Atlanta et ce qu'on peut en dire

Ah, le début d'un nouveau championnat ! Toujours un bon moment, à fortiori avec une côte est plus imprévisible qu'un Stewart sous acide. Et finalement, c'est ce bon vieux vétéran de Martin Davalos qui s'impose. Vainqueur en heat et en finale, meilleur tour en course, quasi pas d'erreurs... L'Équatorien a sorti une copie on ne peut plus propre. Il y a fort à parier que ce ne sera pas le cas toute la saison, mais ça commence bien. L'effet Tim Ferry, avec qui Martin bosse depuis cet hiver ? On verra, mais ça fait toujours 25 points de pris.
Décidément, ils sont un poil daltoniens, chez les Stewart. Parce que si James n'a visiblement pas compris qu'on lui tendait le drapeau bleu, Malcolm a du rater le cours du CASM sur les drapeaux jaunes. Plus rapide aux essais, lui aussi vainqueur facile en heat, il s'est empalé plein fer sur McElrath, qui ramassait sa brêle OKLM dans le bac à sable. Malgré tout, Mookie sauve une belle seconde place qui peut valoir des pions en fin de saison.
Autre belle surprise, Aaron Plessinger. Mal parti mais rapide, costaud jusqu'au bout, il pourrait bien être LA révélation du championnat, lui qui ne fait pas beaucoup d'erreurs par rapport aux autres prétendants. Va juste falloir penser à partir devant. Ou mieux, en tout cas, pour espérer contrer les deux précédents (et Justin Hill).

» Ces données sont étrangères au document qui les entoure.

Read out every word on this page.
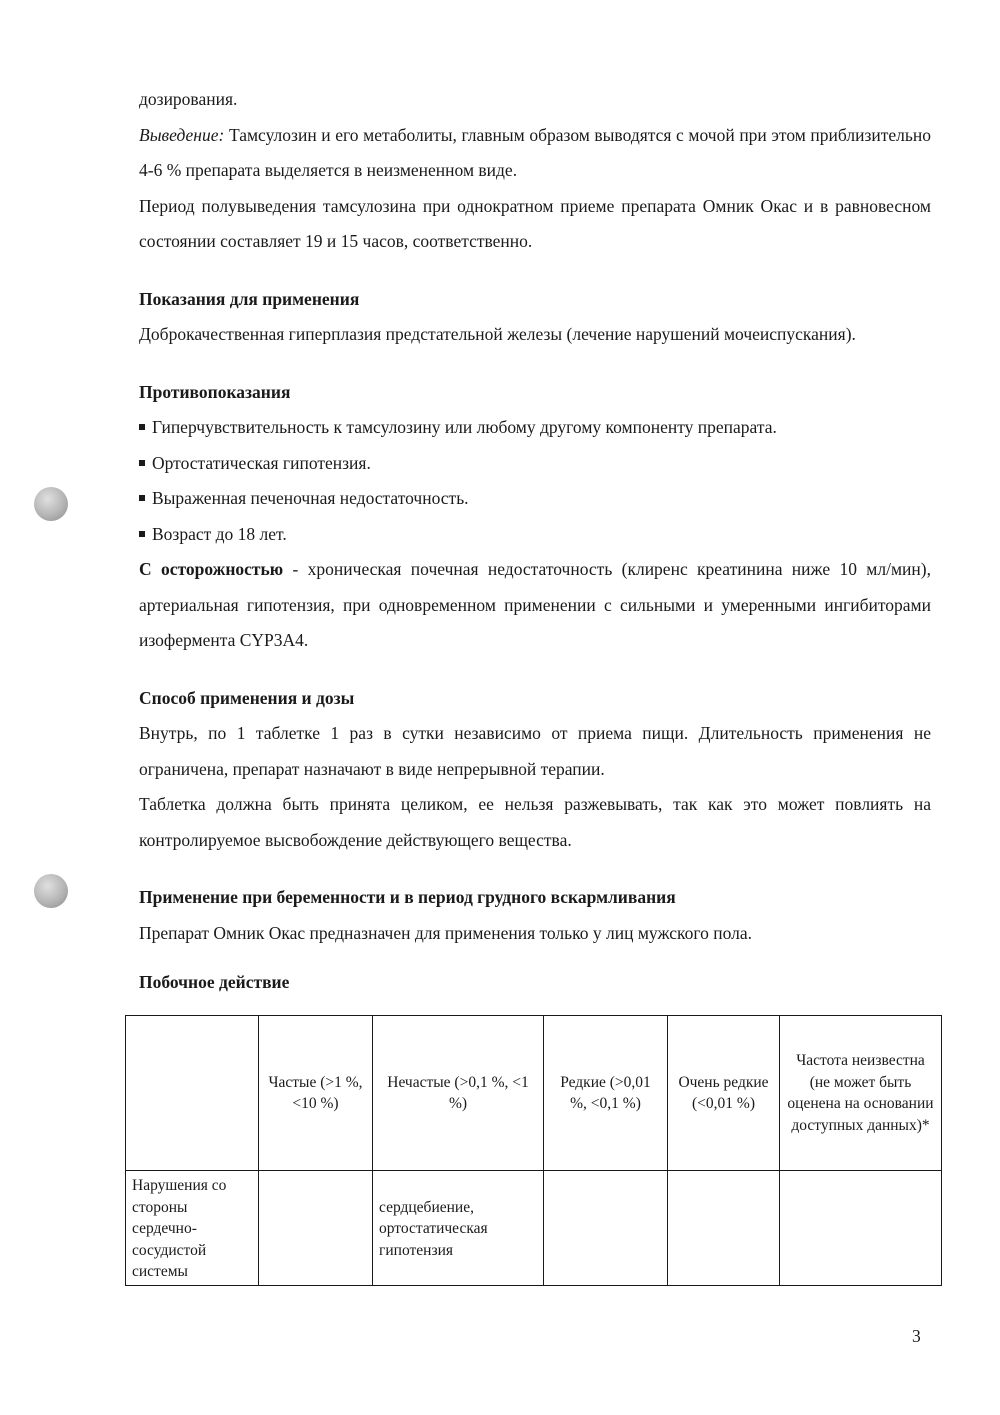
дозирования.

Выведение: Тамсулозин и его метаболиты, главным образом выводятся с мочой при этом приблизительно 4-6 % препарата выделяется в неизмененном виде.

Период полувыведения тамсулозина при однократном приеме препарата Омник Окас и в равновесном состоянии составляет 19 и 15 часов, соответственно.

Показания для применения

Доброкачественная гиперплазия предстательной железы (лечение нарушений мочеиспускания).

Противопоказания

Гиперчувствительность к тамсулозину или любому другому компоненту препарата.

Ортостатическая гипотензия.

Выраженная печеночная недостаточность.

Возраст до 18 лет.

С осторожностью - хроническая почечная недостаточность (клиренс креатинина ниже 10 мл/мин), артериальная гипотензия, при одновременном применении с сильными и умеренными ингибиторами изофермента CYP3A4.

Способ применения и дозы

Внутрь, по 1 таблетке 1 раз в сутки независимо от приема пищи. Длительность применения не ограничена, препарат назначают в виде непрерывной терапии.

Таблетка должна быть принята целиком, ее нельзя разжевывать, так как это может повлиять на контролируемое высвобождение действующего вещества.

Применение при беременности и в период грудного вскармливания

Препарат Омник Окас предназначен для применения только у лиц мужского пола.

Побочное действие

	Частые (>1 %, <10 %)	Нечастые (>0,1 %, <1 %)	Редкие (>0,01 %, <0,1 %)	Очень редкие (<0,01 %)	Частота неизвестна (не может быть оценена на основании доступных данных)*
Нарушения со стороны сердечно-сосудистой системы		сердцебиение, ортостатическая гипотензия			
3
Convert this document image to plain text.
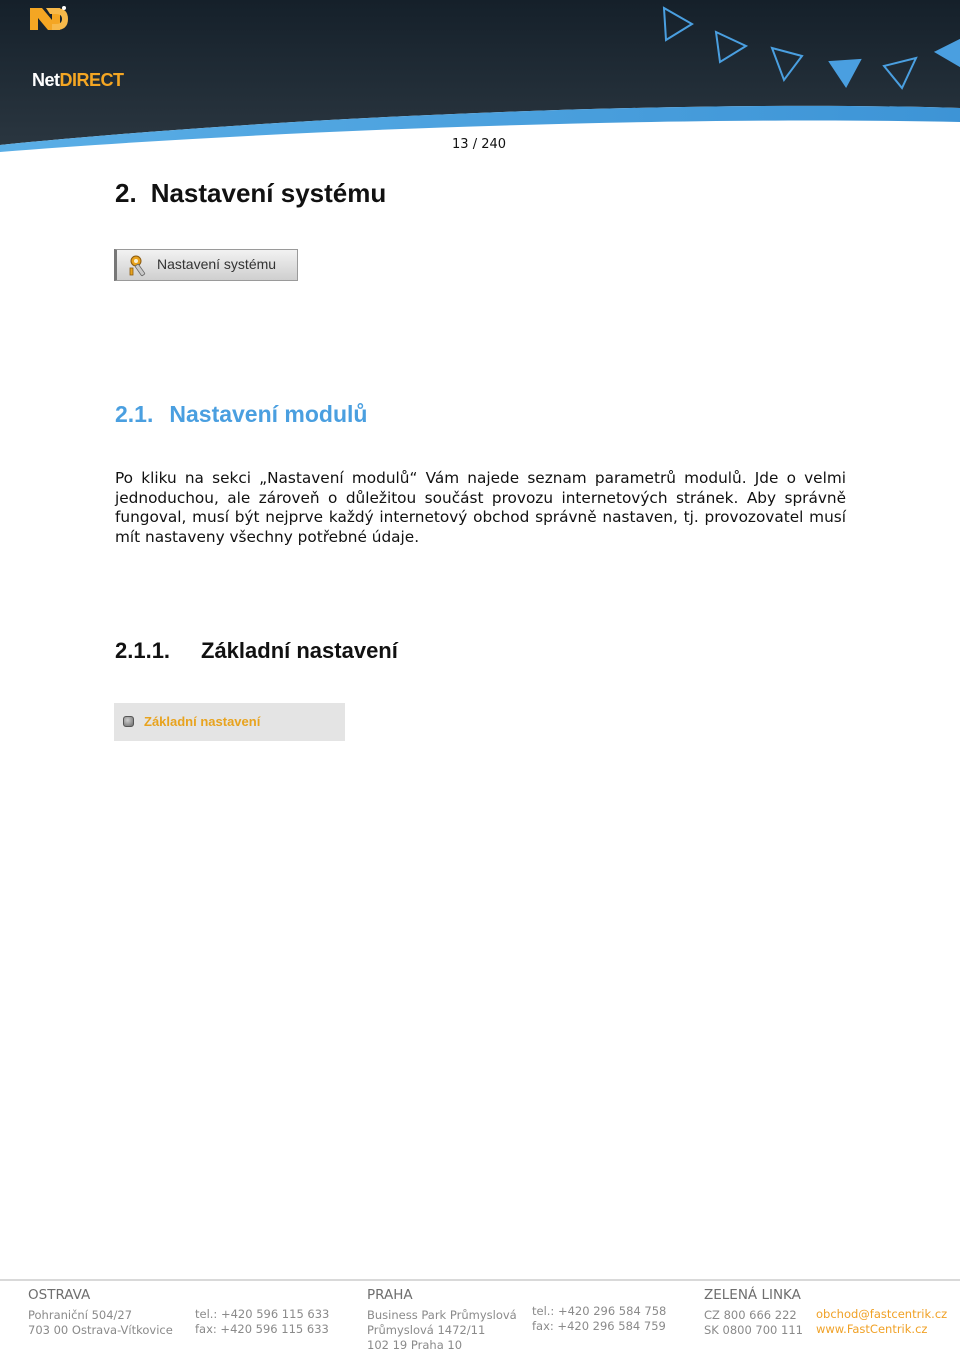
NetDIRECT
13 / 240
2. Nastavení systému
Nastavení systému
2.1. Nastavení modulů

Po kliku na sekci „Nastavení modulů“ Vám najede seznam parametrů modulů. Jde o velmi jednoduchou, ale zároveň o důležitou součást provozu internetových stránek. Aby správně fungoval, musí být nejprve každý internetový obchod správně nastaven, tj. provozovatel musí mít nastaveny všechny potřebné údaje.

2.1.1. Základní nastavení
Základní nastavení
OSTRAVA
Pohraniční 504/27
703 00 Ostrava-Vítkovice
tel.: +420 596 115 633
fax: +420 596 115 633
PRAHA
Business Park Průmyslová
Průmyslová 1472/11
102 19 Praha 10
tel.: +420 296 584 758
fax: +420 296 584 759
ZELENÁ LINKA
CZ 800 666 222
SK 0800 700 111
obchod@fastcentrik.cz
www.FastCentrik.cz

Par contre, on peut être légitimement déçu de la perf de Jérémy Martin. Très mal parti, comme d'hab, il n'a pas montré une vitesse de pointe digne de son rang de double champion outdoor. Au moins, il s'est qualifié, c'est un progrès, mais difficile après cette course de voir en lui un prétendant au titre. Wait and see.
Au contraire, quelle course de Justin Hill ! 21e au premier tour, il s'en est fallu de peu qu'il croque JMart. Décevant l'an dernier, c'est peut-être enfin la bonne année pour confirmer son immense potentiel. En tout cas, il va gagner des finales. Reste à voir s'il aura la régularité pour le titre. Mais avec des favoris tous à priori irréguliers, y'a ouverture.
RJ Hampshire, encore à court physiquement à cause d'un hiver passé à récupérer de sa chute de la Rhythm Lane, s'en est encore pris une bonne cette semaine. Du coup, cette place est bonne à prendre, mais on ne pourra juger de sa vraie vitesse que dans quelques courses. Or, ce championnat ne dure, précisément, que quelques courses...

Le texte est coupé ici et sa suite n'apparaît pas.